"Well, mamma will divide hers with me."
A curious feeling runs over him. The child and the father have forgotten each other an instant, but the child and the mother remembered.
It is dark when they reach home. The spacious hall is all aglow with light and warmth. In the parlor sits the professor, and Cecil, catching a sight of his beaming face, runs to him.
Gertrude comes out, and putting her arms around Violet's neck, kisses her with so unusual a fervor that Violet stares.
"I have something to tell you after dinner. You shall be the first. Oh, what a cold little face, but sweet as a rose! There is the bell."
They hurry off and soon make themselves presentable. The professor brings in Gertrude. He is—if the word maybe applied to such a bookish man—inexpressibly jolly. Mrs. Grandon hardly knows how to take him, and is on her guard against some plot in the air. Violet laughs and parries his gay badinage, feeling as if she were in an enchanted realm. Floyd has a spice of amazement in his countenance.
"Now," the professor says, as they rise, "I shall take Mr.
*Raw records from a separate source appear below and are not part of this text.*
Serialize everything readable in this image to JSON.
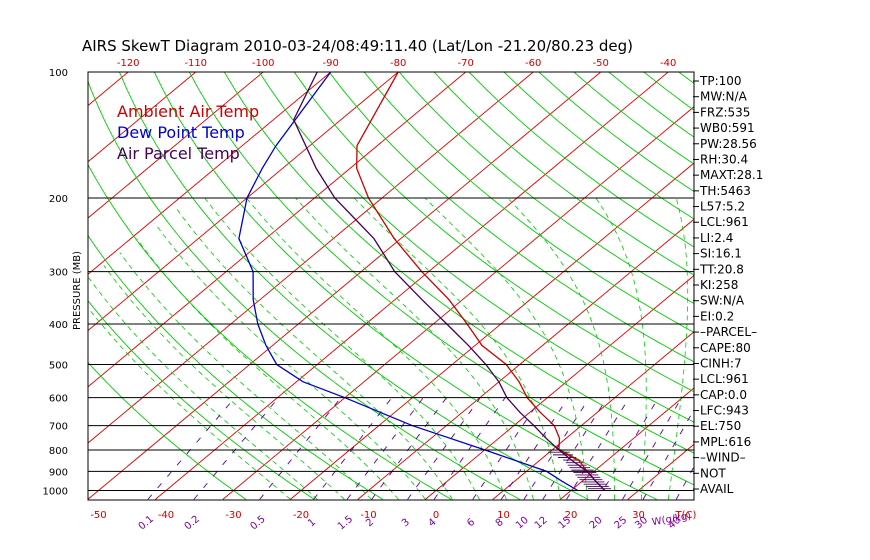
{
  "colors": {
    "ambient": "#cc0000",
    "dewpoint": "#0000cc",
    "parcel": "#44005a",
    "isotherm": "#e00000",
    "dry_adiabat": "#00cc00",
    "moist_adiabat": "#00cc00",
    "mixing_ratio": "#5a00a0",
    "isobar": "#000000",
    "top_axis": "#cc0000",
    "bottom_axis": "#cc0000",
    "mixing_axis": "#8000a0"
  },
  "chart_data": {
    "type": "line",
    "title": "AIRS SkewT Diagram 2010-03-24/08:49:11.40 (Lat/Lon -21.20/80.23 deg)",
    "ylabel": "PRESSURE (MB)",
    "x_unit_label": "T(C)",
    "mixing_unit_label": "W(g/kg)",
    "y_ticks": [
      "100",
      "200",
      "300",
      "400",
      "500",
      "600",
      "700",
      "800",
      "900",
      "1000"
    ],
    "y_tick_values": [
      100,
      200,
      300,
      400,
      500,
      600,
      700,
      800,
      900,
      1000
    ],
    "ylim": [
      100,
      1050
    ],
    "y_scale": "log",
    "top_ticks": [
      "-120",
      "-110",
      "-100",
      "-90",
      "-80",
      "-70",
      "-60",
      "-50",
      "-40"
    ],
    "top_tick_values": [
      -120,
      -110,
      -100,
      -90,
      -80,
      -70,
      -60,
      -50,
      -40
    ],
    "bottom_ticks": [
      "-50",
      "-40",
      "-30",
      "-20",
      "-10",
      "0",
      "10",
      "20",
      "30"
    ],
    "bottom_tick_values": [
      -50,
      -40,
      -30,
      -20,
      -10,
      0,
      10,
      20,
      30
    ],
    "mixing_ticks": [
      "0.1",
      "0.2",
      "0.5",
      "1",
      "1.5",
      "2",
      "3",
      "4",
      "6",
      "8",
      "10",
      "12",
      "15",
      "20",
      "25",
      "30",
      "40"
    ],
    "mixing_tick_values": [
      0.1,
      0.2,
      0.5,
      1,
      1.5,
      2,
      3,
      4,
      6,
      8,
      10,
      12,
      15,
      20,
      25,
      30,
      40
    ],
    "legend": [
      "Ambient Air Temp",
      "Dew Point Temp",
      "Air Parcel Temp"
    ],
    "series": [
      {
        "name": "Ambient Air Temp",
        "points": [
          [
            100,
            -80
          ],
          [
            150,
            -73
          ],
          [
            170,
            -69
          ],
          [
            200,
            -62
          ],
          [
            250,
            -51
          ],
          [
            300,
            -41
          ],
          [
            350,
            -32
          ],
          [
            400,
            -25
          ],
          [
            450,
            -19
          ],
          [
            500,
            -12
          ],
          [
            550,
            -7
          ],
          [
            600,
            -3
          ],
          [
            650,
            1.5
          ],
          [
            700,
            6
          ],
          [
            750,
            9
          ],
          [
            800,
            11
          ],
          [
            850,
            16
          ],
          [
            900,
            19
          ],
          [
            950,
            22
          ],
          [
            1000,
            25
          ]
        ]
      },
      {
        "name": "Dew Point Temp",
        "points": [
          [
            100,
            -90
          ],
          [
            150,
            -85
          ],
          [
            170,
            -83
          ],
          [
            200,
            -80
          ],
          [
            250,
            -74
          ],
          [
            300,
            -66
          ],
          [
            350,
            -61
          ],
          [
            400,
            -56
          ],
          [
            450,
            -51
          ],
          [
            500,
            -46
          ],
          [
            550,
            -39
          ],
          [
            600,
            -30
          ],
          [
            700,
            -15
          ],
          [
            800,
            0
          ],
          [
            900,
            13
          ],
          [
            950,
            17
          ],
          [
            1000,
            21
          ]
        ]
      },
      {
        "name": "Air Parcel Temp",
        "points": [
          [
            100,
            -92
          ],
          [
            130,
            -87
          ],
          [
            170,
            -75
          ],
          [
            200,
            -67
          ],
          [
            250,
            -54
          ],
          [
            300,
            -45
          ],
          [
            350,
            -36
          ],
          [
            400,
            -28
          ],
          [
            450,
            -21
          ],
          [
            500,
            -15
          ],
          [
            550,
            -10
          ],
          [
            600,
            -6
          ],
          [
            650,
            -1.5
          ],
          [
            700,
            3
          ],
          [
            750,
            7
          ],
          [
            800,
            11
          ],
          [
            850,
            15
          ],
          [
            900,
            19
          ],
          [
            950,
            22
          ],
          [
            1000,
            25
          ]
        ]
      }
    ]
  },
  "stats": [
    "TP:100",
    "MW:N/A",
    "FRZ:535",
    "WB0:591",
    "PW:28.56",
    "RH:30.4",
    "MAXT:28.1",
    "TH:5463",
    "L57:5.2",
    "LCL:961",
    "LI:2.4",
    "SI:16.1",
    "TT:20.8",
    "KI:258",
    "SW:N/A",
    "EI:0.2",
    "–PARCEL–",
    "CAPE:80",
    "CINH:7",
    "LCL:961",
    "CAP:0.0",
    "LFC:943",
    "EL:750",
    "MPL:616",
    "–WIND–",
    "NOT",
    "AVAIL"
  ]
}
Grandon off for a smoke, since we do not sit over wine."
"And I shall appropriate Mrs. Grandon," declares Gertrude, with unusual verve.
When they reach the drawing-room she says, "Send Cecil to Jane, will you not?"
But Cecil has no mind to be dismissed from the conclave. Violet coaxes, entreats, promises, and finally persuades her to go, very reluctantly indeed, with Jane for just half an hour, when she may come down again.